Dopo i frutteti, i danni maggiori si registrano nella viabilità statale, provinciale e comunale. Sulla SS 118, tra Cianciana e Raffadali, al km 106, frana e massi hanno bloccato per diverse ore la strada. L’intervento dell’Anas ha permesso di riaprire l’arteria sulla quale però il transito è a senso unico alternato, con deviazioni. Nei pressi di Casteltermini la strada provinciale 22 è stata chiusa, tra i km 1 e 2, per il crollo di un costone roccioso che sovrasta l’arteria. Il Libero Consorzio di Agrigento ha chiuso, “sine die” l‘arteria di collegamento con la SS 189 Agrigento-Palermo. Il percorso alternativo è la SP 21 Passfonduto-Casteltermini.

frana strada statale 118
A Ribera la strada provinciale per la spiaggia Piana Grande è franata e la località è irraggiungibile da parte dei tanti proprietari dei villini. Smottamenti sulla Cianciana-Ribera. A Sciacca, in via precauzionale, sul ponte tra la Perriera e il quartiere Raganella il transito si svolge senso unico alternato, con semaforo, per evitare possibili crolli.

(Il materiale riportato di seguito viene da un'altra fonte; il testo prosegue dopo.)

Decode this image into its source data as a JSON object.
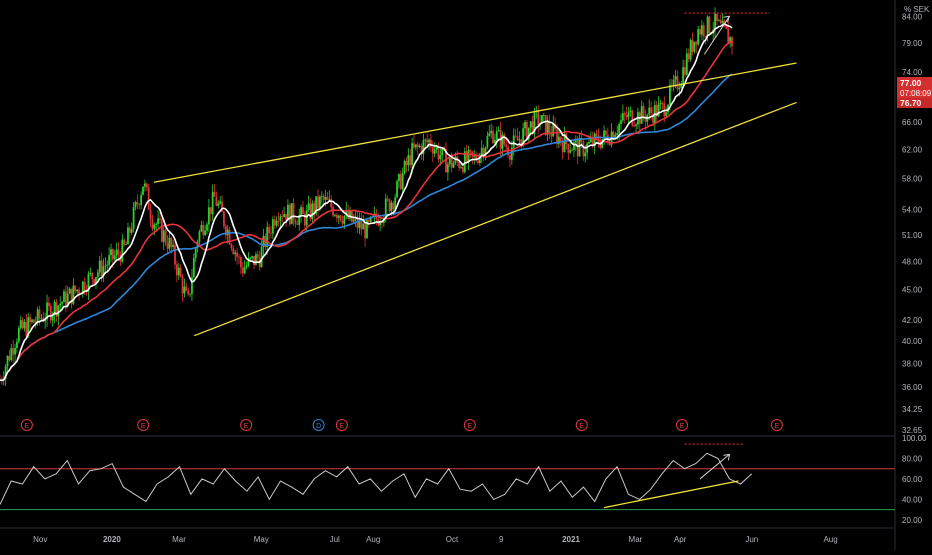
{
  "currency_label": "% SEK",
  "price_badges": {
    "last": "77.00",
    "countdown": "07:08:09",
    "ma": "76.70"
  },
  "colors": {
    "background": "#000000",
    "up_candle": "#26a69a",
    "up_candle_bright": "#2bd12b",
    "down_candle": "#e0343a",
    "ma_short": "#ffffff",
    "ma_mid": "#e8333a",
    "ma_long": "#2f86d8",
    "trendline": "#f0e03a",
    "rsi_line": "#c9c9c9",
    "rsi_upper": "#d83a3a",
    "rsi_lower": "#2e9e47",
    "badge_red": "#d32f2f",
    "earnings_marker": "#d83a3a",
    "dividend_marker": "#2f86d8",
    "text": "#b2b5be"
  },
  "chart_data": [
    {
      "type": "candlestick",
      "y_axis_ticks": [
        "84.00",
        "79.00",
        "74.00",
        "70.00",
        "66.00",
        "62.00",
        "58.00",
        "54.00",
        "51.00",
        "48.00",
        "45.00",
        "42.00",
        "40.00",
        "38.00",
        "36.00",
        "34.25",
        "32.65"
      ],
      "ylim": [
        32.65,
        86
      ],
      "y_scale": "log",
      "x_axis_labels": [
        "Nov",
        "2020",
        "Mar",
        "May",
        "Jul",
        "Aug",
        "Oct",
        "9",
        "2021",
        "Mar",
        "Apr",
        "Jun",
        "Aug"
      ],
      "close_series": {
        "time": [
          0,
          0.02,
          0.05,
          0.08,
          0.11,
          0.14,
          0.16,
          0.17,
          0.19,
          0.21,
          0.22,
          0.24,
          0.27,
          0.29,
          0.31,
          0.34,
          0.36,
          0.39,
          0.41,
          0.44,
          0.46,
          0.48,
          0.5,
          0.53,
          0.55,
          0.57,
          0.6,
          0.63,
          0.65,
          0.68,
          0.7,
          0.72,
          0.74,
          0.76,
          0.78,
          0.8,
          0.82,
          0.84,
          0.85,
          0.86,
          0.87,
          0.88,
          0.9
        ],
        "values": [
          36.6,
          40.8,
          42.5,
          44.5,
          47.0,
          49.5,
          57.5,
          53.0,
          49.8,
          43.5,
          50.5,
          55.5,
          47.2,
          48.5,
          54.0,
          53.0,
          55.2,
          52.8,
          51.5,
          55.5,
          61.5,
          63.2,
          60.0,
          60.5,
          64.5,
          62.0,
          66.5,
          63.0,
          62.0,
          64.0,
          66.8,
          67.0,
          68.0,
          73.0,
          81.5,
          82.5,
          79.0,
          77.0,
          77.0,
          77.0,
          77.0,
          77.0,
          77.0
        ]
      },
      "earnings_markers": [
        "E",
        "E",
        "E",
        "E",
        "E",
        "E",
        "E",
        "E"
      ],
      "dividend_marker": "D",
      "target_line_value": 84.6
    },
    {
      "type": "line",
      "name": "RSI",
      "y_axis_ticks": [
        "100.00",
        "80.00",
        "60.00",
        "40.00",
        "20.00"
      ],
      "ylim": [
        14,
        100
      ],
      "upper_band": 70,
      "lower_band": 30,
      "values": [
        35,
        58,
        55,
        72,
        60,
        65,
        78,
        55,
        68,
        70,
        75,
        52,
        45,
        38,
        55,
        62,
        72,
        45,
        60,
        55,
        70,
        58,
        48,
        62,
        40,
        58,
        52,
        45,
        60,
        68,
        62,
        72,
        55,
        60,
        48,
        58,
        65,
        42,
        60,
        55,
        70,
        50,
        48,
        55,
        40,
        45,
        60,
        55,
        72,
        48,
        58,
        42,
        52,
        38,
        60,
        72,
        45,
        40,
        50,
        65,
        78,
        70,
        75,
        85,
        80,
        60,
        55,
        65
      ]
    }
  ]
}
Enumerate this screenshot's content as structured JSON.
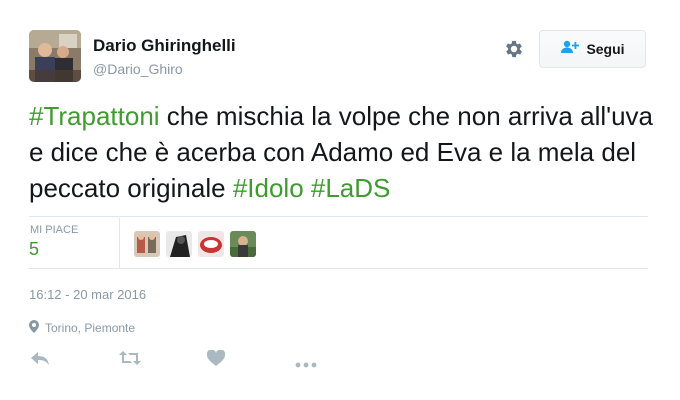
{
  "author": {
    "name": "Dario Ghiringhelli",
    "handle": "@Dario_Ghiro"
  },
  "follow_button": {
    "label": "Segui"
  },
  "tweet": {
    "segments": [
      {
        "text": "#Trapattoni",
        "hashtag": true
      },
      {
        "text": " che mischia la volpe che non arriva all'uva e dice che è acerba con Adamo ed Eva e la mela del peccato originale ",
        "hashtag": false
      },
      {
        "text": "#Idolo",
        "hashtag": true
      },
      {
        "text": " ",
        "hashtag": false
      },
      {
        "text": "#LaDS",
        "hashtag": true
      }
    ]
  },
  "stats": {
    "likes_label": "MI PIACE",
    "likes_count": "5"
  },
  "timestamp": "16:12 - 20 mar 2016",
  "location": "Torino, Piemonte",
  "actions": [
    "reply-icon",
    "retweet-icon",
    "like-icon",
    "more-icon"
  ],
  "colors": {
    "hashtag": "#3f9b2f",
    "muted": "#8899a6",
    "follow_icon": "#1da1f2"
  }
}
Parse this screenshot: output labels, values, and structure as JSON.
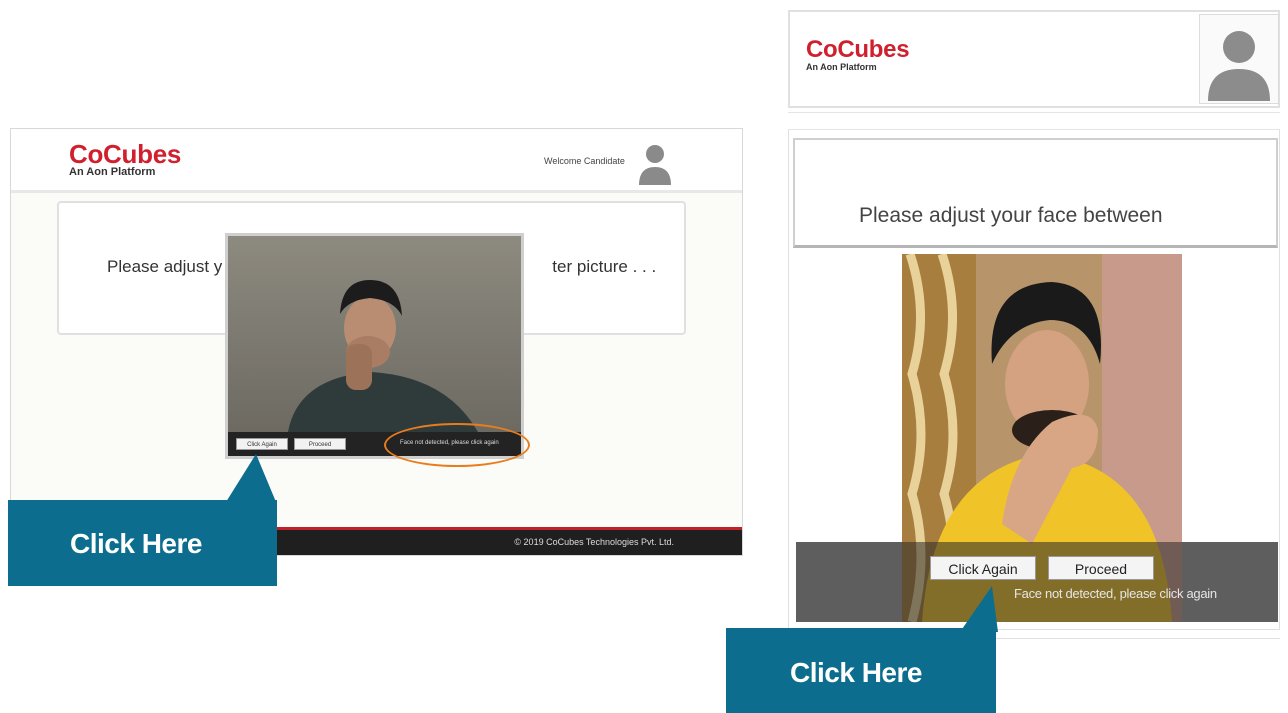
{
  "left": {
    "logo": {
      "name": "CoCubes",
      "tagline": "An Aon Platform"
    },
    "welcome_text": "Welcome Candidate",
    "instruction_start": "Please adjust y",
    "instruction_end": "ter picture . . .",
    "buttons": {
      "click_again": "Click Again",
      "proceed": "Proceed"
    },
    "status_text": "Face not detected, please click again",
    "footer": "© 2019 CoCubes Technologies Pvt. Ltd."
  },
  "right": {
    "logo": {
      "name": "CoCubes",
      "tagline": "An Aon Platform"
    },
    "instruction": "Please adjust your face between",
    "buttons": {
      "click_again": "Click Again",
      "proceed": "Proceed"
    },
    "status_text": "Face not detected, please click again"
  },
  "callouts": {
    "left": "Click Here",
    "right": "Click Here"
  },
  "colors": {
    "brand_red": "#d0202e",
    "callout_blue": "#0c6d8f",
    "highlight_orange": "#e87d1f"
  },
  "icons": [
    "user-avatar-icon",
    "callout-pointer-icon"
  ]
}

Il sindaco di Cianciana Santo Alfano ha lamentato che città e territorio montano sono stati abbandonati ormai da mesi sia dalla Regione Siciliana che da tutta la deputazione agrigentina e siciliana. Il sindaco di Bivona Giovanni Panepinto ha avuto ieri pomeriggio assicurazioni dal prefetto di Agrigento Nicola Diomede per un incontro immediato tra il Libero Consorzio di Agrigento, Anas, Genio Civile, Protezione Civile, consorzio di bonifica Agrigento 3 e sindaci agrigentini.